Le carbonate, s'il a joué un rôle important dans la séquestration du CO2 atmosphérique au cours des premiers âges de la Terre, ne constitue cependant pas un « cul de sac chimique ». En milieu acide (ou même en présence d'eau), l'ion hydrogène H+ dissocie en effet l'ion carbonate et libère le CO2 emprisonné. Il se crée ainsi un équilibre géochimique qui permet de préserver une teneur minimum en CO2 dans l'air, teneur indispensable au cycle de la vie.
L'oxygène
Nous avons évoqué en premier lieu le carbone parce qu'il est le maillon élémentaire sur la base duquel sont construites toutes les molécules organiques. Ce n'est pourtant pas le composant qui pointe en tête dans notre nomenclature des atomes las plus abondants. L'oxygène représente à lui seul 65% de la masse corporelle d'un être humain. Pourtant, si l'on se limite aux seules molécules organiques (ADN, protéines, lipides...), il n'est guère plus abondant que l'azote. Une place modeste qui n'enlève rien à la richesse des réactions chimiques qu'il permet en association avec le carbone. La configuration électrique de la bande de valence de l'atome d'oxygène (2s2, 2p4) en fait un élément très électrophile. Il intervient de diverses façons dans les molécules organiques : en tant que fonction cétone ou acide carboxylique, dans une liaison ester ou hémiacétal, ou encore en formant avec l'hydrogène un groupe hydroxyle OH ... En outre, carbone et oxygène ont un rayon de covalence proche, ce qui facilite les réactions de substitution ou d'addition. Si le carbone forme l'ossature des molécules chimiques, l'oxygène contribue grandement à leur réactivité.
Remarque : l'atome de soufre, dont la structure de la bande de valence est identique à celle de l'oxygène, a un rayon de covalence plus grand. L'atome de soufre est plus "encombrant" et l'association avec le carbone (thiols, thioesters...) offre moins d'opportunités.
La molécule H2O
Mais le rôle de l'oxygène ne se résume pas à sa seule réactivité. Une autre condition pour l'apparition de la vie est en effet la présence d'un solvant. La formation de molécules complexes au sein d'un gaz est peu probable et leur durée de vie aléatoire. La réduction des distances intermoléculaires au sein d'un solvant augmentent par contre les probabilités de réaction. La molécule H2O à l'état liquide constitue le solvant parfait dans lequel peuvent se développer et interagir les molécules organiques.

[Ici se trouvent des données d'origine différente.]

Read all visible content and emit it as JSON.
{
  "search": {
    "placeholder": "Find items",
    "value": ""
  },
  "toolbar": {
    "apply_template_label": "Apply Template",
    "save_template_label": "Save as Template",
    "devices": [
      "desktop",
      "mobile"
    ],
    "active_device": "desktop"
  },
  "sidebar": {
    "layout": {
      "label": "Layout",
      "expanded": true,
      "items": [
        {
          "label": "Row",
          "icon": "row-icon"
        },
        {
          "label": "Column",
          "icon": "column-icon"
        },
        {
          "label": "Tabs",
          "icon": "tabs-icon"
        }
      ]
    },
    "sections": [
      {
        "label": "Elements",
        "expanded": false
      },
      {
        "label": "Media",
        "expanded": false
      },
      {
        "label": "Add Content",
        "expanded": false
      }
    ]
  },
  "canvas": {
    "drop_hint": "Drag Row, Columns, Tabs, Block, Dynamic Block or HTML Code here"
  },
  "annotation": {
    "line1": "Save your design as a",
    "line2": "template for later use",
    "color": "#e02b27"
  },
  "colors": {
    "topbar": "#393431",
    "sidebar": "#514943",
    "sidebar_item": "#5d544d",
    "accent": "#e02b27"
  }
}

On fait en général la distinction entre solvants en polaires et apolaires. Les solvants polaires sont constitués de molécules possédant un dipôle électrique. Les suivants protiques comme l'eau, l'alcool ou l'ammoniaque sont susceptibles de former des liaisons hydrogène en tant que donneurs. Ils solvatent les ions et les molécules polaires. Les solvants polaires aprotiques (comme l'acétone) sont accepteurs de liaisons hydrogène mais pas donneurs. Ils solvatent les molécules polaires et les cations mais pas les anions. Les solvants apolaires comme le méthane dissolvent que les molécules apolaires sans les solvater. Ce sont de mauvais solvants pour les molécules polaires. Les solvants polaires protiques sont donc les meilleurs candidats. En effet, la plupart des molécules organiques actives sont polaires ou amphiphiles (polaire à une extrémité, apolaire à l'autre).

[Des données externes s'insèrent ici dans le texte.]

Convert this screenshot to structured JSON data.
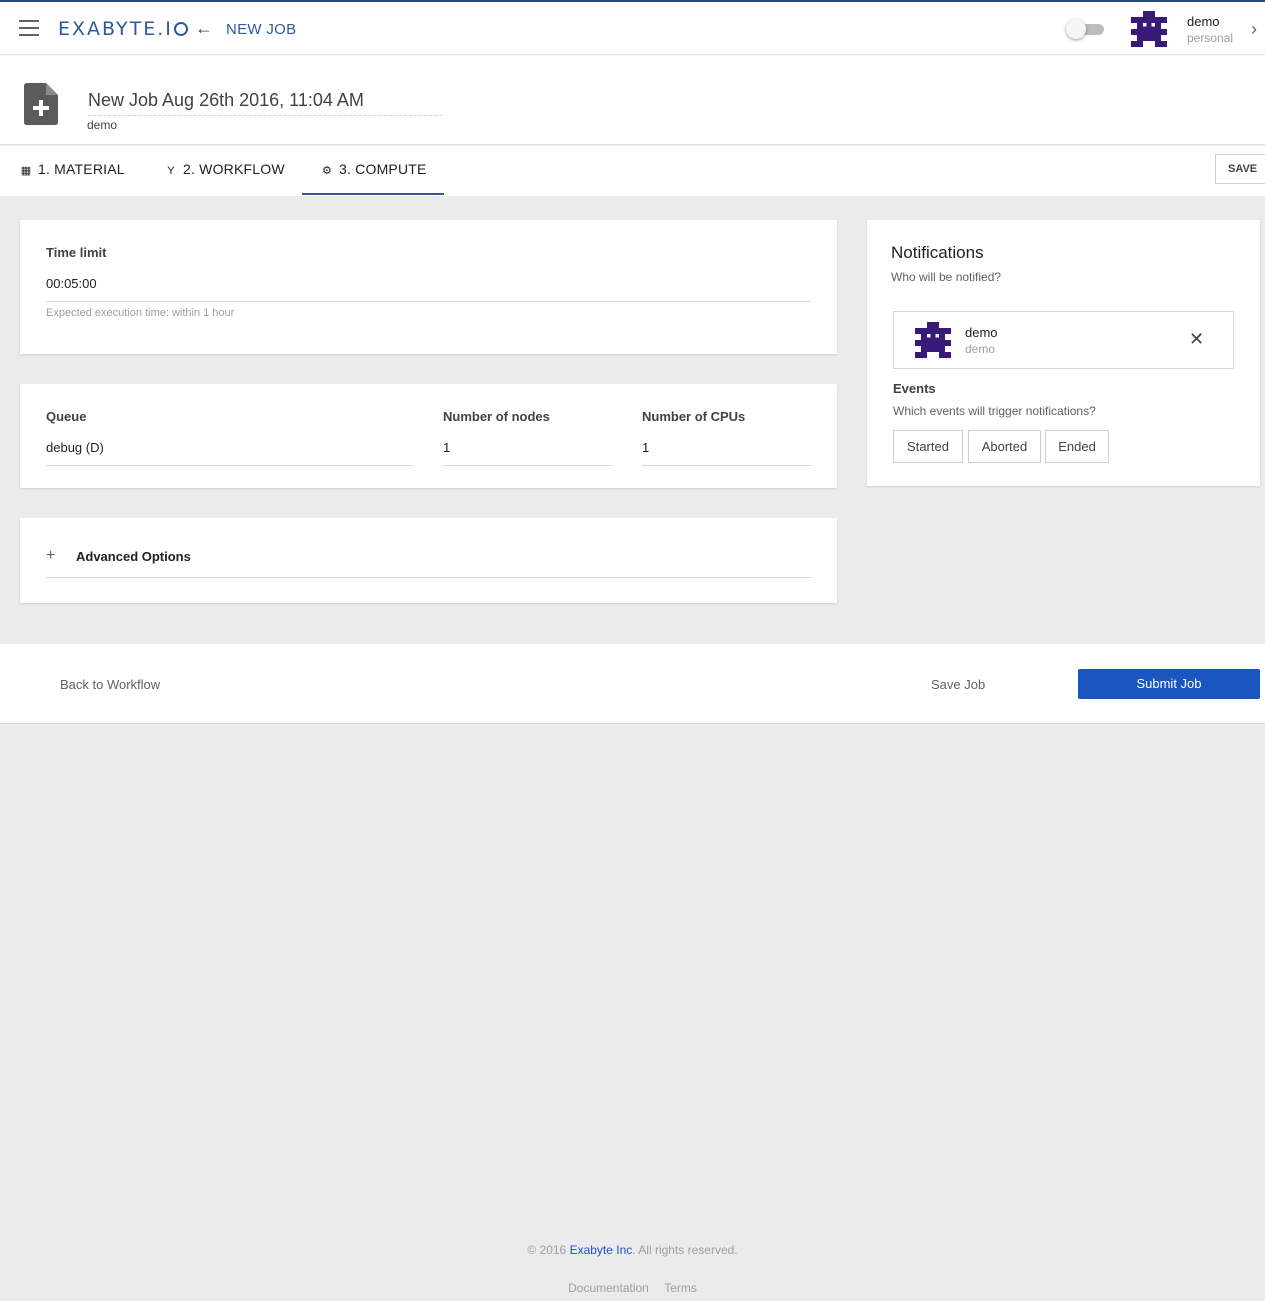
{
  "header": {
    "logo_text": "EXABYTE.I",
    "page_title": "NEW JOB",
    "user_name": "demo",
    "user_account": "personal"
  },
  "job": {
    "name": "New Job Aug 26th 2016, 11:04 AM",
    "owner": "demo"
  },
  "tabs": [
    {
      "label": "1. MATERIAL",
      "icon": "grid-icon"
    },
    {
      "label": "2. WORKFLOW",
      "icon": "branch-icon"
    },
    {
      "label": "3. COMPUTE",
      "icon": "gear-icon",
      "active": true
    }
  ],
  "save_label": "SAVE",
  "time_limit": {
    "label": "Time limit",
    "value": "00:05:00",
    "hint": "Expected execution time: within 1 hour"
  },
  "resources": {
    "queue_label": "Queue",
    "queue_value": "debug (D)",
    "nodes_label": "Number of nodes",
    "nodes_value": "1",
    "cpus_label": "Number of CPUs",
    "cpus_value": "1"
  },
  "advanced": {
    "label": "Advanced Options"
  },
  "notifications": {
    "title": "Notifications",
    "subtitle": "Who will be notified?",
    "recipient_name": "demo",
    "recipient_sub": "demo",
    "events_title": "Events",
    "events_subtitle": "Which events will trigger notifications?",
    "events": [
      "Started",
      "Aborted",
      "Ended"
    ]
  },
  "actions": {
    "back": "Back to Workflow",
    "save": "Save Job",
    "submit": "Submit Job"
  },
  "footer": {
    "copyright_prefix": "© 2016 ",
    "brand": "Exabyte Inc",
    "copyright_suffix": ". All rights reserved.",
    "links": [
      "Documentation",
      "Terms"
    ]
  },
  "colors": {
    "brand": "#2d5a9a",
    "primary_button": "#1a55c0",
    "avatar": "#3a1a78"
  }
}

Remarque : la solvatation est une interaction entre les molécules d'un solvant polaire et celle du corps en solution. Il peut s'agir d'une interaction ion-dipôle, d'un pont hydrogène ou de forces de Van der Waals. Par exemple, la solvatation de l'ion Na+ après dissolution de chlorure de sodium NaCl dans l'eau conduit à la formation d'ions [Na(H2O)n]+. La solvatation favorise le mélange des espèces dans le solvant. Les molécules non solvatées de densité différente ont plutôt tendance à se séparer (soit à sombrer, soit à surnager).
Le caractère polaire n'est pas le seul critère. La plage de température dans laquelle le solvant est dans sa phase liquide est également importante. L'eau est à cet égard particulièrement bien placée avec une plage de 100 degrés. Cette plage n'est que de 44 degrés sous une atmosphère pour l'ammoniac et de 21 degrés pour le méthane. La température elle-même n'est pas indifférente : à -161 degrés (méthane) la dynamique des réactions chimiques est particulièrement lente, ce qui ne favorise pas un métabolisme actif !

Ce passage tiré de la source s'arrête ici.